Sunday, April 29, 2007
1B-24

Optimization of arabinose conversion in yeast strains

Beate Wiedemann, Institute of Molecular Biosciences, Goethe-University Frankfurt/Main, Max-von-Laue-Str.9, Frankfurt/Main, Germany and Eckhard Boles, Institute of Molecular Biosciences, Goethe-University Frankfurt, Max-von-Laue-Str. 9, Frankfurt, 60438, Germany.

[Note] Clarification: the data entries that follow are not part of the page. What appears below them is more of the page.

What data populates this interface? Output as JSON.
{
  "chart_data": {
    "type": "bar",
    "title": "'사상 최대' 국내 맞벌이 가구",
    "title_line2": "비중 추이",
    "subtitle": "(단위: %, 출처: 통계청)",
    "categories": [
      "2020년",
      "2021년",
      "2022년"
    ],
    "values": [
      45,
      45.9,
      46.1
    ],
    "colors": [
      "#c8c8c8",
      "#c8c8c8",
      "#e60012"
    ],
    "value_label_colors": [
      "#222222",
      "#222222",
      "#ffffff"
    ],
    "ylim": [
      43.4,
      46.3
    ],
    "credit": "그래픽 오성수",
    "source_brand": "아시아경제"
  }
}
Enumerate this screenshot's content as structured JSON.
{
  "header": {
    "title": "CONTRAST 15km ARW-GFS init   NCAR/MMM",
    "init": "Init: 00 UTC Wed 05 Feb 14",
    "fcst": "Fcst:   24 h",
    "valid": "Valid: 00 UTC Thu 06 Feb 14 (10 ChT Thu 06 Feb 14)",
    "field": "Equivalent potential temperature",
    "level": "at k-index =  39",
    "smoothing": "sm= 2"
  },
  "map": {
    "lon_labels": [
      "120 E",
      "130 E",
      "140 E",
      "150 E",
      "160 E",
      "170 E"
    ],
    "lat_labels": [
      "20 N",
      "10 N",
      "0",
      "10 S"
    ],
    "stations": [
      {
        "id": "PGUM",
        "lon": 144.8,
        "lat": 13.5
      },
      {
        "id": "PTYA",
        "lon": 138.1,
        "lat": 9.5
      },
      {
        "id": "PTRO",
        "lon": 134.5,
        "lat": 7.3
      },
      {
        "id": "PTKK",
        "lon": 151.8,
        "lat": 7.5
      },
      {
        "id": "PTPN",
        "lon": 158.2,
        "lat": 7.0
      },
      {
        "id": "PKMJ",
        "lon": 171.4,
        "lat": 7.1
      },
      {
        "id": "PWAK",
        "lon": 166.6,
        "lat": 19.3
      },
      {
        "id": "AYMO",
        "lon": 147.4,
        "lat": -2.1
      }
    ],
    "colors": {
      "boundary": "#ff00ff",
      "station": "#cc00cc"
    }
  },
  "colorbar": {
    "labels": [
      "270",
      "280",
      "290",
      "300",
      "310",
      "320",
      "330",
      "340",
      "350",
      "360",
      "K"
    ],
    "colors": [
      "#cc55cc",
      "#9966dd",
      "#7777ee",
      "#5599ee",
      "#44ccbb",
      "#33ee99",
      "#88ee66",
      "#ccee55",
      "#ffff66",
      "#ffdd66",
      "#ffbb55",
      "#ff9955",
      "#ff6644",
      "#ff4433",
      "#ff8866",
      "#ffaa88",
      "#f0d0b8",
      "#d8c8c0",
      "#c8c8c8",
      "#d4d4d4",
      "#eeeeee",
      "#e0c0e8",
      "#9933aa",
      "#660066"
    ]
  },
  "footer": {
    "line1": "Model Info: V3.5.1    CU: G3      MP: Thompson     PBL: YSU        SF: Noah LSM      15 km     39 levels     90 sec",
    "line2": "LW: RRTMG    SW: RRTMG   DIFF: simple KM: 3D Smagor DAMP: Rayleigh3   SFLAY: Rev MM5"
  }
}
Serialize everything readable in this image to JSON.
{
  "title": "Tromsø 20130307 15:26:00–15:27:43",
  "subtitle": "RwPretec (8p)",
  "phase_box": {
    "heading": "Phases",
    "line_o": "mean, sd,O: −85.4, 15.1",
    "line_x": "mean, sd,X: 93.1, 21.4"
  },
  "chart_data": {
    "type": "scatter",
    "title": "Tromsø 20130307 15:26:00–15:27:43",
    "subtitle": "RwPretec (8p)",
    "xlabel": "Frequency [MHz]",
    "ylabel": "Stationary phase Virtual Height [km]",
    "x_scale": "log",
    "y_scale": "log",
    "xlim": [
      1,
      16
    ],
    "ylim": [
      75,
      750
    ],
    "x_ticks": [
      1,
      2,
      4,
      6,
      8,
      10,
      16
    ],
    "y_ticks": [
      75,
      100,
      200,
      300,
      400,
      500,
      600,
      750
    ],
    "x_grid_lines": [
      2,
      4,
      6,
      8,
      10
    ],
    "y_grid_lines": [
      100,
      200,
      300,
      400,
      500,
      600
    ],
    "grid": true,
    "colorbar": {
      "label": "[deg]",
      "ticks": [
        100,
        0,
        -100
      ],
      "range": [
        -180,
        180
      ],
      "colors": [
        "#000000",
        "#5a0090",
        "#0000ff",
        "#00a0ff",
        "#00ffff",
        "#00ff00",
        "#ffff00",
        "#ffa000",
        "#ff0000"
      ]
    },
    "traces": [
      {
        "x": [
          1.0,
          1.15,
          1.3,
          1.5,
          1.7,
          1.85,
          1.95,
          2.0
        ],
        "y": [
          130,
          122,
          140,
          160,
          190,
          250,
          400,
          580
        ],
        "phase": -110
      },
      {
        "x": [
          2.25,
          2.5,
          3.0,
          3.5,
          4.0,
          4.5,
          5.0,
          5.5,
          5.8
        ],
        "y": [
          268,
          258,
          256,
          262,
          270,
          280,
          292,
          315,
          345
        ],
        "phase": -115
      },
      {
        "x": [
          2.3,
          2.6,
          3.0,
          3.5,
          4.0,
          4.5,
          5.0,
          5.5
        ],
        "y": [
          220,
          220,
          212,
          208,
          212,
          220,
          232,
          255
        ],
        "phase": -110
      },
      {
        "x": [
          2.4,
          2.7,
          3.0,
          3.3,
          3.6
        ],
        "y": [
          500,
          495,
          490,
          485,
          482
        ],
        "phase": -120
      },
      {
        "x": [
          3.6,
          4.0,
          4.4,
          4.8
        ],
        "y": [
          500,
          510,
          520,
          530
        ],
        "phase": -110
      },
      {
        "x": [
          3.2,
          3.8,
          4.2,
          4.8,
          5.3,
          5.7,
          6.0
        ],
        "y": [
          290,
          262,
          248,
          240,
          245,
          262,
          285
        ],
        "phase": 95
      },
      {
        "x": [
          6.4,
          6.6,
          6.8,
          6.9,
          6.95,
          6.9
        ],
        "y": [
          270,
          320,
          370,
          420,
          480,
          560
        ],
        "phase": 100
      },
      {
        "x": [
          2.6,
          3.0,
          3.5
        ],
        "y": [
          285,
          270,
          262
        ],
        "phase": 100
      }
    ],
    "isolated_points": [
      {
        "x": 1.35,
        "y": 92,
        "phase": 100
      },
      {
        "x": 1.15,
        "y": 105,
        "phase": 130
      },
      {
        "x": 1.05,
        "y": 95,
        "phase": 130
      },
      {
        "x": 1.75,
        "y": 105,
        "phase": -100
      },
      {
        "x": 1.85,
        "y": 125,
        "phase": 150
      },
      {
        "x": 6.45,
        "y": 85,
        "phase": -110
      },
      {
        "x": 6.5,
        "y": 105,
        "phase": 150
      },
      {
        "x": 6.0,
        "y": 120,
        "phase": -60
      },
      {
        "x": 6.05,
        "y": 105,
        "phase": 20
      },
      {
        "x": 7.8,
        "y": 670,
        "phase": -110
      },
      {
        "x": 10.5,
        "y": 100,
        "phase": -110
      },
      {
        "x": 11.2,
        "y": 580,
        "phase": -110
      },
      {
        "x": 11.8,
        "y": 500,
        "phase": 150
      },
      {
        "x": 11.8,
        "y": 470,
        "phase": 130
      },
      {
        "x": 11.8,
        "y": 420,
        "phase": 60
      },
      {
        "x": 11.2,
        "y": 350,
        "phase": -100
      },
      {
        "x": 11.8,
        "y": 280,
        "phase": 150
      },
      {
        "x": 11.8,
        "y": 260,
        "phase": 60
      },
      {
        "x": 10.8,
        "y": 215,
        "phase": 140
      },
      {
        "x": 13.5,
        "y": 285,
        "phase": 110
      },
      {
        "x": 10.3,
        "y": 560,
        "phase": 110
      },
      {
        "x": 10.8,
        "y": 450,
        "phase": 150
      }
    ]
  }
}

Bioethanol produced by microbial fermentations is an excellent alternative to fossil fuels and plant biomass, particularly when accruing as waste product, is an attractive feedstock. In industrial processes the yeast Saccharomyces cerevisiae is commonly used for ethanol production. Hydrolysates of such lignocellulosic materials contain hexose and pentose sugars. S. cerevisiae is able to produce high ethanol yields from hexose sugars but lacks the ability to ferment pentose sugars. To increase ecological and economical revenue it is necessary to expand the substrate range and thus to increase ethanol yields produced by yeast. D-xylose is the most abundant hemicellulosic sugar. Nevertheless, corn fiber and many herbaceous crops contain significant amounts of L-arabinose. Furthermore, processing of crops such as soybeans produce large amounts of L-arabinose as waste. Different strategies employing genetic engineering have been used to enable pentose fermentation by S. cerevisiae. In our group arabinose fermentation in S. cerevisiae has been achieved by expressing a bacterial pathway for L-arabinose utilization. This recombinant yeast strain is able to convert L-arabinose into ethanol. The strain has now been considerably improved by genetic and physiological means to further increase ethanol production from L-arabinose. We will present results regarding this optimization.